DeFi Decrypted: Avalanche and AVAX explained

Created by Ava Labs, Avalanche is a platform for creating blockchain networks and dApps. It was created to overtake Ethereum to become the most widely used smart contract platform in DeFi, joining the ranks of many other would-be Ethereum Killers such as Cardano, Polkadot, Solana, and Binance Smart Chain.

Avalanche seeks to compete with Ethereum, boasting greater scalability with a transaction throughput of 4,500 transactions per second (TPS) compared to Ethereum’s 14 TPS. Avalanche claims that its consensus protocol achieves high transaction speeds, quick finality, and energy efficiency without compromising security or decentralization.

Since the mainnet launch in September 2020, a number DeFi projects have integrated with Avalanche including SushiSwap, Reef, Securitize, TrueUSD, Pangolin, Chain Link. To make it easier for users with assets in Ethereum-based DeFi products, Avalanche is building a bridge to Ethereum which will allow users to transfer assets between the two blockchains.

On the open, programmable platform developers can create fast, low cost, Solidity-compatible dApps that confirm transactions instantly and process thousands of transactions per second, far beyond what most other decentralized blockchain platforms can achieve today. You can also launch customized blockchains, both private and public, that fit specific application needs and build your own virtual machine dictating exactly how the blockchain should operate.

The benefits of Avalanche

Even with the recent correction, Ethereum-based DeFi is still prohibitively expensive for most users. A simple swap can come at a double digit cost, and during sudden gas spikes transaction can even fail which means the transaction is not executed but the user does need to pay the fee.
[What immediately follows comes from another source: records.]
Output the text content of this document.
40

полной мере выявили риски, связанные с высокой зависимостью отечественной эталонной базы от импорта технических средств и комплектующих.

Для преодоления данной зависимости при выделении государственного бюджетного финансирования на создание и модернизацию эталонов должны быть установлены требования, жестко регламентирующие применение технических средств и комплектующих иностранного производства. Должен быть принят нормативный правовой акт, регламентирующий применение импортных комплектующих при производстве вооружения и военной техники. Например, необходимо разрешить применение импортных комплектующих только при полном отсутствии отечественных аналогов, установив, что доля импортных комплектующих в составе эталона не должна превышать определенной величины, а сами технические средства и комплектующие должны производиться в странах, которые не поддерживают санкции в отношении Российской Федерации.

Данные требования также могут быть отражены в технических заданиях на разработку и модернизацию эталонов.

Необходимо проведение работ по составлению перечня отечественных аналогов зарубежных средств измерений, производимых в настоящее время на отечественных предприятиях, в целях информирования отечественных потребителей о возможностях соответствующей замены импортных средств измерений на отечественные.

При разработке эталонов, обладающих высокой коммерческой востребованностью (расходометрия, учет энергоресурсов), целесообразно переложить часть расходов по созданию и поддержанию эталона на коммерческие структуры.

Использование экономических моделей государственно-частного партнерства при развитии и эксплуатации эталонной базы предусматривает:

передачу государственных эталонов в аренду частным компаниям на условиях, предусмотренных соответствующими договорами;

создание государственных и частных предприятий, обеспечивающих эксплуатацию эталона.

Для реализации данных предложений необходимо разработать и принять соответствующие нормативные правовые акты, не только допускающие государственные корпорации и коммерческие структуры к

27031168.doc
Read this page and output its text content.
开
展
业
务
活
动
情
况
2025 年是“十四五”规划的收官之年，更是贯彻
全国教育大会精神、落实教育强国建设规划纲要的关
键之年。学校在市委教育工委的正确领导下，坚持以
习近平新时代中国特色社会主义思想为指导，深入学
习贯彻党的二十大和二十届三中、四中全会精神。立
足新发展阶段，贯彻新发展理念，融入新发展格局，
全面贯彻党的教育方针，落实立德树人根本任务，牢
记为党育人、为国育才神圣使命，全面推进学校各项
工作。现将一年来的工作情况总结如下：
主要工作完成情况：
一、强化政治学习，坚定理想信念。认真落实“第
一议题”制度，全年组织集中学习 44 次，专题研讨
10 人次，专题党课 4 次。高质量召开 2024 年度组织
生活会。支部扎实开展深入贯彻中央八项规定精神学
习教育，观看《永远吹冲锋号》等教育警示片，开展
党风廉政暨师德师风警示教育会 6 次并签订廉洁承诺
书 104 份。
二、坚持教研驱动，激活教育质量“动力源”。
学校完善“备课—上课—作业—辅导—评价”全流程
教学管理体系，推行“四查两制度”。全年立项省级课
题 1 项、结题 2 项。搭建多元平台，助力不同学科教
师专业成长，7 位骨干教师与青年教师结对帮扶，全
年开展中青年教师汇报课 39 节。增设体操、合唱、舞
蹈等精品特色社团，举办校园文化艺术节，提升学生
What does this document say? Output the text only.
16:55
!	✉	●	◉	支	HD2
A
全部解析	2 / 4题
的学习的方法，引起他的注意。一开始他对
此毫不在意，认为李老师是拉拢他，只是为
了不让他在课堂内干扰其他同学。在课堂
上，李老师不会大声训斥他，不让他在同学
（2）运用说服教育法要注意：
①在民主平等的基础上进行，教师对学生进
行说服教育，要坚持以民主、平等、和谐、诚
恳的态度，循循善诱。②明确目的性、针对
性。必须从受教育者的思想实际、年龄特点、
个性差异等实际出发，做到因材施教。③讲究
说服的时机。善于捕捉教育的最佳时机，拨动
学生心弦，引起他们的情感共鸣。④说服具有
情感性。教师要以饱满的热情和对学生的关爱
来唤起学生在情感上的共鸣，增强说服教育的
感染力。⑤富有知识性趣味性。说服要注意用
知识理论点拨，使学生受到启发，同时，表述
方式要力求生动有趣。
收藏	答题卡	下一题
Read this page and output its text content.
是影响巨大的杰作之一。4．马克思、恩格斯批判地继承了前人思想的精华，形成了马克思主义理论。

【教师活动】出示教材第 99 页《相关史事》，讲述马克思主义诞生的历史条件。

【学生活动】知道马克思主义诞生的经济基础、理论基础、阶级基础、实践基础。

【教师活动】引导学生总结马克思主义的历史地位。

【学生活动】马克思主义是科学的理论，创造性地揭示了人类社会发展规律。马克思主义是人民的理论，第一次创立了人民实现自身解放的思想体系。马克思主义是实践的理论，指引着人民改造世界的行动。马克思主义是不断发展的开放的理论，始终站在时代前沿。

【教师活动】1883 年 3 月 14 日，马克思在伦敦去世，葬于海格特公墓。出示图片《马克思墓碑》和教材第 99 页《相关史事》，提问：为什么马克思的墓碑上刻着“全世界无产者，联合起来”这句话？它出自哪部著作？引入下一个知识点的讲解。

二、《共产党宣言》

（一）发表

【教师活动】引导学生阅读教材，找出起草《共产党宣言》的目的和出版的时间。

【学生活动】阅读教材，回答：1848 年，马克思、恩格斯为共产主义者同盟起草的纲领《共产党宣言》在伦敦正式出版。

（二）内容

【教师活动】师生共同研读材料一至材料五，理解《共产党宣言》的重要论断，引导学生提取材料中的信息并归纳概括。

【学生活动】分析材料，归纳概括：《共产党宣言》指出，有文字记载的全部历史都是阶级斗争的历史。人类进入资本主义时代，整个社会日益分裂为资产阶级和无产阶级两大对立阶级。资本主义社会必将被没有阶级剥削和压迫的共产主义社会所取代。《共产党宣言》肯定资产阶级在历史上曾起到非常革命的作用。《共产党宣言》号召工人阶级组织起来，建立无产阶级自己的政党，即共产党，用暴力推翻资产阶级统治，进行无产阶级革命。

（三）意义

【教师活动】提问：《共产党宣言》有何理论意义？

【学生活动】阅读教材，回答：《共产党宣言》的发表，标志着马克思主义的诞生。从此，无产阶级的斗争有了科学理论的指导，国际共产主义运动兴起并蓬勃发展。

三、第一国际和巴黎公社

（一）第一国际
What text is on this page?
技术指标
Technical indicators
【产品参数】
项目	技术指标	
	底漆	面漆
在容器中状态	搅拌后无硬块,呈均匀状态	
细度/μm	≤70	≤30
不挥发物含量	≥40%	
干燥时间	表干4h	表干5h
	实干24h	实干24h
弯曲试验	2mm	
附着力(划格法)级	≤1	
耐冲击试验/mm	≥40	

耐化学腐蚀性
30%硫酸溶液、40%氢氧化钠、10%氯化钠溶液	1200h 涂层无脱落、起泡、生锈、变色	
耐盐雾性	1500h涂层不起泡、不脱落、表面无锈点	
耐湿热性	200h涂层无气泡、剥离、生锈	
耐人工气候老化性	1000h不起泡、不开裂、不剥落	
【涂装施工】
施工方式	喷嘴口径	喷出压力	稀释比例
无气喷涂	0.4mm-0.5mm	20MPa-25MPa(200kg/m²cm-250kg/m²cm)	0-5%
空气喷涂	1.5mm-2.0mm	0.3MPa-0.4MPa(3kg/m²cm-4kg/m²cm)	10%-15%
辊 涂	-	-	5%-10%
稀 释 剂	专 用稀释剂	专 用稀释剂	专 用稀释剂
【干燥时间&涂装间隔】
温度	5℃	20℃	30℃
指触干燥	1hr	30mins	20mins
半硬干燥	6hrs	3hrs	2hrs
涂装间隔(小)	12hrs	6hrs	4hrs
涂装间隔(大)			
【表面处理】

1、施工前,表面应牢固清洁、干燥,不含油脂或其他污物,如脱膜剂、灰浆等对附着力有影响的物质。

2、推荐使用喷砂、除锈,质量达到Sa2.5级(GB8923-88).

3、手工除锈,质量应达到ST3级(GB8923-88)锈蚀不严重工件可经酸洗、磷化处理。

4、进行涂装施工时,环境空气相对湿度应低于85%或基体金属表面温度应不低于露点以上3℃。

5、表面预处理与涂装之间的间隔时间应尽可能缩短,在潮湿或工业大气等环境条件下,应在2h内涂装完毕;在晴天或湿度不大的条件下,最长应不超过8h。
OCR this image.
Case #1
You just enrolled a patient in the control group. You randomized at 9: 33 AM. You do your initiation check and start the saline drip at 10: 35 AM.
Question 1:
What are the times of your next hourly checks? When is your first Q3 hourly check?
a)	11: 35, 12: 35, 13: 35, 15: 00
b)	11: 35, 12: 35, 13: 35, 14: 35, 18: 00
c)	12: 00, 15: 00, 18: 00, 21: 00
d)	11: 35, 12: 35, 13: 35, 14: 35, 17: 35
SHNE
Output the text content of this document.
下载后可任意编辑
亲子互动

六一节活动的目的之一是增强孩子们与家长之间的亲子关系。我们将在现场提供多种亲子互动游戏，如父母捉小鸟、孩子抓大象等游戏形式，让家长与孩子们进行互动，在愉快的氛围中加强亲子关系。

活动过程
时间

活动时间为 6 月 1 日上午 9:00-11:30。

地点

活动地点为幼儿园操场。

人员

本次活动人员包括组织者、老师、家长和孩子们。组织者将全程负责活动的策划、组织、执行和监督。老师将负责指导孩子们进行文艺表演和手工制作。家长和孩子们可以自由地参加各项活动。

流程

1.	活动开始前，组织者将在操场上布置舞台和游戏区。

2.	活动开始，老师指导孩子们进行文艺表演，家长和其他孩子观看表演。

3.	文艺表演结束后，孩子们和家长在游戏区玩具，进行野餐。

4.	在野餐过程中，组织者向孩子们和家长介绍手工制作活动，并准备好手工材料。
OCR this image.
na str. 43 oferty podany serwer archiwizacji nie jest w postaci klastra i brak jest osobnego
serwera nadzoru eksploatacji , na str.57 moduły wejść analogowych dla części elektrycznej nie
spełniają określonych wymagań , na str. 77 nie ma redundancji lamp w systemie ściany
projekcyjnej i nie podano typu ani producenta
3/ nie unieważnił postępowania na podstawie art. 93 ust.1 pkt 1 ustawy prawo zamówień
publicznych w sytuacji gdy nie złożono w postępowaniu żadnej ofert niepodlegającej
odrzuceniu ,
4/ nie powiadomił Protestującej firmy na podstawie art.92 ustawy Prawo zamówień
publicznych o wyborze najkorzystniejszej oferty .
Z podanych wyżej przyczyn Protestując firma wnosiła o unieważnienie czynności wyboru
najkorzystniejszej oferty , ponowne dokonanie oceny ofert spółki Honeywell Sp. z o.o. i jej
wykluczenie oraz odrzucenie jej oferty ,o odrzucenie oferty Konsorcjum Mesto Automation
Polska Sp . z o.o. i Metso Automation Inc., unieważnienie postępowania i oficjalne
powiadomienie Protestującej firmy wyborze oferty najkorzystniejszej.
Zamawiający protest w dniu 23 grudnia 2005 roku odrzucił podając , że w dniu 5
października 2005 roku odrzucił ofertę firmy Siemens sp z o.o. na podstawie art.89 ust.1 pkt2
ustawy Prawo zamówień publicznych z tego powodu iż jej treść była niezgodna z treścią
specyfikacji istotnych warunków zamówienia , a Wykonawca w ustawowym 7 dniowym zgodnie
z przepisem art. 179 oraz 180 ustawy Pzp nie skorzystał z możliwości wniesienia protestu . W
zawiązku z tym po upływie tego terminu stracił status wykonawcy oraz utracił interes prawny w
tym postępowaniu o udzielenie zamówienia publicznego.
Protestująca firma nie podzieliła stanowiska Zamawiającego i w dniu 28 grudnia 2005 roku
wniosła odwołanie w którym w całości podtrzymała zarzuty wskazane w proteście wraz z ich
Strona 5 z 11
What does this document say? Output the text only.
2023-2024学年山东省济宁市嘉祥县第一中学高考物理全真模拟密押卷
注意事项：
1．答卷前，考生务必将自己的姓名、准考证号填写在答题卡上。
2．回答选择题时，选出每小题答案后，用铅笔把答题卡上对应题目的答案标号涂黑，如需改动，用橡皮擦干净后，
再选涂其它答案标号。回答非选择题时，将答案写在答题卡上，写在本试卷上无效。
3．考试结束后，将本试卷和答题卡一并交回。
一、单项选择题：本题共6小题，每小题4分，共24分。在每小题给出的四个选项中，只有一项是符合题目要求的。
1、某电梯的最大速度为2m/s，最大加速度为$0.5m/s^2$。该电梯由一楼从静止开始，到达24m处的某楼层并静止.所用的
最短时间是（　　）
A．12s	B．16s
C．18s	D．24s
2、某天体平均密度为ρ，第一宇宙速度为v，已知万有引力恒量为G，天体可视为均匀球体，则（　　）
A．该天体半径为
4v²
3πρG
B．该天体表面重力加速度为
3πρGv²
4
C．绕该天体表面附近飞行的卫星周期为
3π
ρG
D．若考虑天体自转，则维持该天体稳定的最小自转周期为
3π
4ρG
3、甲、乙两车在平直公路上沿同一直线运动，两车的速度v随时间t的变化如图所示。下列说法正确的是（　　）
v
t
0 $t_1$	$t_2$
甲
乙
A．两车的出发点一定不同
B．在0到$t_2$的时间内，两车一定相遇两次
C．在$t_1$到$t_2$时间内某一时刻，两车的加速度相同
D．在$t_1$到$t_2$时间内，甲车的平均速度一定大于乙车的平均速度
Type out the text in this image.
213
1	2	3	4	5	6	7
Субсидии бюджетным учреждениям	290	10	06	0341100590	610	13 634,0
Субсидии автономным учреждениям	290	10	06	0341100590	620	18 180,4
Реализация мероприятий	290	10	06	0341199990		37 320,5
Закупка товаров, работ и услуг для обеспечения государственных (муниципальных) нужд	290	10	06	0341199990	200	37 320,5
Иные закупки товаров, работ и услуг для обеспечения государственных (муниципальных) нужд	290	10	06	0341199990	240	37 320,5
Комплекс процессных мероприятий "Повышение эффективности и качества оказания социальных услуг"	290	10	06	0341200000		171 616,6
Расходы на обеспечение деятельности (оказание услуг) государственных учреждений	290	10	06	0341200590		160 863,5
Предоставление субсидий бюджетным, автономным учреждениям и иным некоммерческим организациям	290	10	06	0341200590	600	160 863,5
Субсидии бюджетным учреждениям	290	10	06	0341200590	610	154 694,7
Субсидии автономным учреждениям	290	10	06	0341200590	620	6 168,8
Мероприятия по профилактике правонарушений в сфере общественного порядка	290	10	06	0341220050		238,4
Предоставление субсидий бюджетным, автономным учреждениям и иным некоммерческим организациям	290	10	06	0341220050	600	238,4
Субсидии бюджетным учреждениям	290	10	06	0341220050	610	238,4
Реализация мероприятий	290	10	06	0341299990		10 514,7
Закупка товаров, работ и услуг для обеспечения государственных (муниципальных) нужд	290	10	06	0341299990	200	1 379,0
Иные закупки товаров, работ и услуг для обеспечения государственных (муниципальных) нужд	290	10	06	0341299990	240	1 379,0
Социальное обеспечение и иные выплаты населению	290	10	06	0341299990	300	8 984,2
This is exactly what the new and improved protocols like Solana and Polkadot are solving for, and now Avalanche is part of this dynamic as well. The Avalanche-Ethereum Bridge represents a step towards migrating Ethereum’s slow and costly DeFi infrastructure to the significantly faster and cheaper Avalanche network. Transaction fees on Avalanche are rarely more than a few cents, while even complicated computations cost in the single digit dollar range to execute, and are significantly faster.

The low cost of transactions on Avalanche means that smaller trades are more financially viable, opening up the DeFi ecosystem to everyone everywhere, which is what DeFi was all about in the first place. Plus, the faster transaction rate and higher throughput of the Avalanche network opens the door to minimal price slippage and instant trades, bringing the experience of trading on DEXs closer to that of their centralized counterparts.

The AVAX Token

After raising $18M from investment firms like Polychain Capital and Andreeesen Horowitz, Avalanche managed to raise an additional $42M in just a couple of hours with the public launch of its newly minted AVAX token.

The native Avalanche token has a capped supply of 720 million, and is used as both a governance tool as well as for paying network transaction fees. The genesis block contained half the supply of AVAX, with the other half scheduled for release in line with an emission curve detailed in the whitepaper. The AVAX release rate can be changed by community consensus, but the supply cannot be changed.